The pope delivered his address in Italian and it wasn’t immediately clear if the audience understood what he had said, though they stood and applauded after he finished.

The meetings this week in Rome, postponed from December because of the pandemic, are part of the Canadian church and government’s efforts to respond to Indigenous demands for justice and reparations — long-standing demands that gained traction last year after the discovery of hundreds of unmarked graves outside some of the schools.

More than 150,000 native children were forced to attend state-funded Christian schools from the 19th century until the 1970s in an effort to isolate them from the influence of their homes and culture, Christianize and assimilate them into mainstream society, which previous governments considered superior.
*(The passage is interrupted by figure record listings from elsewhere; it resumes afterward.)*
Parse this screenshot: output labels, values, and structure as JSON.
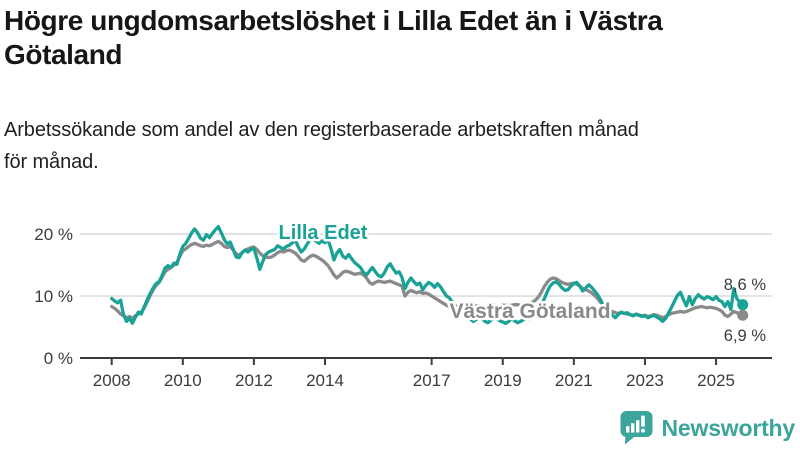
{
  "header": {
    "title": "Högre ungdomsarbetslöshet i Lilla Edet än i Västra Götaland",
    "title_lines": [
      "Högre ungdomsarbetslöshet i Lilla Edet än i Västra",
      "Götaland"
    ],
    "subtitle": "Arbetssökande som andel av den registerbaserade arbetskraften månad för månad.",
    "subtitle_lines": [
      "Arbetssökande som andel av den registerbaserade arbetskraften månad",
      "för månad."
    ]
  },
  "footer": {
    "brand": "Newsworthy"
  },
  "colors": {
    "lilla_edet": "#1AA296",
    "vastra_gotaland": "#8A8A8A",
    "axis": "#3C3C3C",
    "gridline": "#DADADA",
    "annotation_text": "#3C3C3C",
    "brand_teal": "#3BA49B",
    "title_text": "#161616"
  },
  "chart_data": {
    "type": "line",
    "title": "Högre ungdomsarbetslöshet i Lilla Edet än i Västra Götaland",
    "subtitle": "Arbetssökande som andel av den registerbaserade arbetskraften månad för månad.",
    "xlabel": "",
    "ylabel": "",
    "unit": "%",
    "grid": "horizontal",
    "x_start_year": 2008,
    "points_per_year": 12,
    "x_end_year": 2025.75,
    "xlim": [
      2008,
      2026
    ],
    "ylim": [
      0,
      22
    ],
    "x_ticks": [
      {
        "year": 2008,
        "label": "2008"
      },
      {
        "year": 2010,
        "label": "2010"
      },
      {
        "year": 2012,
        "label": "2012"
      },
      {
        "year": 2014,
        "label": "2014"
      },
      {
        "year": 2017,
        "label": "2017"
      },
      {
        "year": 2019,
        "label": "2019"
      },
      {
        "year": 2021,
        "label": "2021"
      },
      {
        "year": 2023,
        "label": "2023"
      },
      {
        "year": 2025,
        "label": "2025"
      }
    ],
    "y_ticks": [
      {
        "value": 0,
        "label": "0 %"
      },
      {
        "value": 10,
        "label": "10 %"
      },
      {
        "value": 20,
        "label": "20 %"
      }
    ],
    "series": [
      {
        "name": "Lilla Edet",
        "color": "#1AA296",
        "end_label": "8,6 %",
        "end_value": 8.6,
        "values": [
          9.6,
          9.2,
          8.9,
          9.3,
          7.0,
          5.9,
          6.4,
          5.6,
          6.6,
          7.4,
          7.1,
          8.3,
          9.4,
          10.4,
          11.3,
          12.0,
          12.3,
          13.3,
          14.5,
          14.9,
          14.6,
          15.3,
          15.1,
          16.7,
          18.0,
          18.5,
          19.3,
          20.2,
          20.8,
          20.2,
          19.3,
          19.0,
          19.9,
          19.4,
          20.1,
          20.7,
          21.2,
          20.2,
          19.1,
          18.4,
          18.7,
          17.5,
          16.3,
          16.2,
          17.0,
          17.4,
          17.1,
          17.5,
          17.7,
          16.1,
          14.3,
          15.6,
          16.7,
          17.1,
          17.3,
          17.5,
          18.1,
          17.8,
          17.6,
          18.0,
          18.2,
          18.6,
          19.0,
          17.9,
          17.1,
          17.6,
          18.4,
          19.1,
          19.3,
          18.8,
          18.5,
          18.9,
          18.6,
          19.1,
          17.7,
          15.8,
          16.9,
          17.5,
          16.4,
          16.1,
          16.7,
          16.0,
          15.4,
          15.0,
          14.6,
          13.8,
          13.4,
          14.0,
          14.6,
          13.9,
          13.3,
          13.1,
          13.7,
          14.7,
          15.2,
          14.4,
          13.7,
          13.9,
          13.0,
          11.2,
          12.2,
          12.9,
          12.3,
          11.8,
          12.1,
          11.0,
          11.7,
          12.2,
          11.9,
          11.4,
          12.0,
          11.5,
          10.7,
          10.0,
          9.7,
          9.0,
          8.4,
          7.9,
          7.4,
          7.0,
          6.7,
          6.3,
          5.9,
          6.2,
          6.6,
          6.3,
          5.9,
          5.7,
          6.1,
          6.5,
          6.3,
          6.0,
          5.8,
          5.6,
          5.9,
          6.3,
          6.0,
          5.7,
          5.9,
          6.2,
          6.5,
          6.3,
          6.6,
          7.0,
          7.6,
          8.4,
          9.5,
          10.7,
          11.6,
          12.1,
          12.3,
          11.9,
          11.3,
          10.9,
          11.0,
          11.6,
          12.0,
          12.2,
          11.6,
          10.8,
          11.3,
          11.8,
          11.4,
          10.8,
          10.2,
          9.4,
          8.5,
          7.8,
          7.4,
          6.9,
          6.5,
          7.0,
          7.4,
          7.2,
          7.3,
          7.0,
          6.8,
          7.1,
          6.9,
          6.7,
          6.8,
          6.5,
          6.7,
          6.9,
          6.6,
          6.3,
          5.9,
          6.4,
          7.3,
          8.2,
          9.2,
          10.1,
          10.6,
          9.4,
          8.4,
          9.9,
          8.6,
          9.6,
          10.2,
          9.8,
          9.5,
          9.9,
          9.7,
          9.4,
          9.9,
          9.3,
          9.1,
          8.3,
          9.1,
          7.8,
          11.2,
          9.6,
          9.0,
          8.6
        ]
      },
      {
        "name": "Västra Götaland",
        "color": "#8A8A8A",
        "end_label": "6,9 %",
        "end_value": 6.9,
        "values": [
          8.3,
          8.0,
          7.6,
          7.1,
          6.8,
          6.5,
          6.7,
          6.4,
          6.8,
          7.1,
          7.4,
          8.1,
          9.1,
          10.1,
          11.0,
          11.7,
          12.2,
          13.0,
          13.9,
          14.3,
          14.6,
          15.0,
          15.4,
          16.4,
          17.3,
          17.6,
          18.0,
          18.3,
          18.5,
          18.3,
          18.1,
          18.0,
          18.2,
          18.1,
          18.3,
          18.6,
          18.8,
          18.5,
          18.0,
          17.8,
          18.0,
          17.4,
          16.8,
          16.6,
          17.0,
          17.4,
          17.6,
          17.8,
          17.9,
          17.5,
          16.9,
          16.5,
          16.3,
          16.2,
          16.3,
          16.6,
          17.0,
          17.2,
          17.1,
          17.3,
          17.4,
          17.2,
          16.9,
          16.4,
          15.8,
          15.6,
          16.0,
          16.4,
          16.6,
          16.4,
          16.1,
          15.8,
          15.4,
          14.9,
          14.2,
          13.4,
          12.9,
          13.3,
          13.8,
          14.0,
          13.9,
          13.7,
          13.5,
          13.6,
          13.7,
          13.4,
          12.9,
          12.2,
          11.9,
          12.2,
          12.4,
          12.3,
          12.2,
          12.3,
          12.4,
          12.2,
          12.0,
          11.8,
          11.6,
          10.0,
          10.6,
          10.9,
          10.7,
          10.5,
          10.7,
          10.4,
          10.5,
          10.3,
          10.0,
          9.7,
          9.4,
          9.1,
          8.8,
          8.5,
          8.3,
          8.2,
          8.2,
          8.3,
          8.3,
          8.2,
          8.2,
          8.3,
          8.3,
          8.4,
          8.4,
          8.3,
          8.3,
          8.4,
          8.5,
          8.5,
          8.4,
          8.4,
          8.5,
          8.5,
          8.4,
          8.5,
          8.6,
          8.6,
          8.5,
          8.6,
          8.7,
          8.8,
          9.0,
          9.3,
          9.8,
          10.6,
          11.5,
          12.2,
          12.7,
          12.9,
          12.8,
          12.5,
          12.2,
          12.0,
          11.9,
          12.0,
          12.1,
          11.9,
          11.6,
          11.2,
          11.0,
          10.8,
          10.5,
          10.1,
          9.6,
          9.0,
          8.4,
          8.0,
          7.7,
          7.5,
          7.3,
          7.2,
          7.3,
          7.2,
          7.1,
          7.0,
          6.9,
          7.0,
          6.9,
          6.8,
          6.9,
          6.7,
          6.8,
          7.0,
          6.9,
          6.7,
          6.5,
          6.7,
          7.0,
          7.2,
          7.3,
          7.4,
          7.5,
          7.4,
          7.5,
          7.7,
          7.9,
          8.1,
          8.2,
          8.3,
          8.2,
          8.1,
          8.2,
          8.1,
          8.0,
          7.8,
          7.5,
          6.9,
          6.7,
          7.1,
          7.5,
          7.3,
          7.1,
          6.9
        ]
      }
    ],
    "legend_position": "inline-labels"
  }
}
The Canadian government has admitted that physical and sexual abuse was rampant, with students beaten for speaking their native languages. That legacy of abuse and isolation has been cited by Indigenous leaders as a root cause of epidemic rates of alcohol and drug addiction on reservations.

Nearly three-quarters of the 130 residential schools were run by Catholic missionary congregations.

Last May the Tk’emlúps te Secwépemc Nation announced the discovery of some 215 gravesites near Kamloops, British Columbia, found using ground-penetrating radar. It was Canada’s largest Indigenous residential school, and the discovery of the graves was the first of numerous, similar grim sites across the country.

Even before the sites were discovered, Canada’s Truth and Reconciliation Commission specifically called for a papal apology to be delivered on Canadian soil for the church’s role in the “spiritual, cultural, emotional, physical, and sexual abuse of First Nations, Inuit, and Métis children in Catholic-run residential schools.”